Many who carry darkness may conceal it precisely because they care. They do not wish to burden others with an understanding of what they have endured. What they may fail to recognise is that it is only because they posses so much light, that they survived that darkness. That light is special and deserves to be shared.

We do not become warriors because of the mask we wear. We become warriors because of what convinced us we needed one.

Asking for vulnerability

The tragedy is that what these individuals most require — tenderness towards their earlier selves — is what they fear most.

Those who understand this dynamic will notice when someone is holding something back, and naturally want them to open up. It is important to recognise that when that person is willing to finally lower the mask, even slightly, the moment is significant. It may have required extraordinary courage.

In that instant, what they are truly saying is: I am willing to trust you completely.

Respond with care

Respond with care. Act with understanding, empathy, and compassion, and you may learn everything you ever wanted to know about that person. Do the opposite, however, and you may miss the chance forever to fully know them.

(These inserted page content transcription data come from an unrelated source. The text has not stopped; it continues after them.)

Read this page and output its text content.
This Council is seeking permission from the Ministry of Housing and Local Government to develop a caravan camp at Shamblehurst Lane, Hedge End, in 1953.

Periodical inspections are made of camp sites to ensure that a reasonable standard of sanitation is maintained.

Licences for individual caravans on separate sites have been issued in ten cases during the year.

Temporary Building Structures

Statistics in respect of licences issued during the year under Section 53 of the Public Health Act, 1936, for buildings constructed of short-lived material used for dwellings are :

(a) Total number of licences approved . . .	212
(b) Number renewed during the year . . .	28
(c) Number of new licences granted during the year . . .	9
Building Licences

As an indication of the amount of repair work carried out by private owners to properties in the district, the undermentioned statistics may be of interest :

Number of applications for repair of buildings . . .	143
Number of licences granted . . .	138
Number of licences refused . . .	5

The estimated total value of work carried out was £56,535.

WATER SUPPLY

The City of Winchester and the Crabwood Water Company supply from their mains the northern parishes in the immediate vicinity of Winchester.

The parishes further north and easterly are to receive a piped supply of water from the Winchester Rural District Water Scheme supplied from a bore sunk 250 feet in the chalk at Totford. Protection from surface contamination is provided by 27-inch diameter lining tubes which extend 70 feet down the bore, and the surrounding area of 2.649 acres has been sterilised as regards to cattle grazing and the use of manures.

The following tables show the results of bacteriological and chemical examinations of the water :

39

As I wrote in the last edition, the words we tell others can be powerful. The words spoken after true vulnerability lands can echo significantly. If you are asking for vulnerability, encourage it gently and treat it carefully. Vulnerability can be a source of frustration for those who seek it, but also to those who recognise they must show it. Be patient and compassionate with others.

Recognise that all behaviour makes sense with enough context. Conversations involving true vulnerability may be among the most consequential you ever have with another person.

We grow stronger, not weaker, when we speak honestly about where we are fragile. Connection deepens when we allow weakness to be witnessed.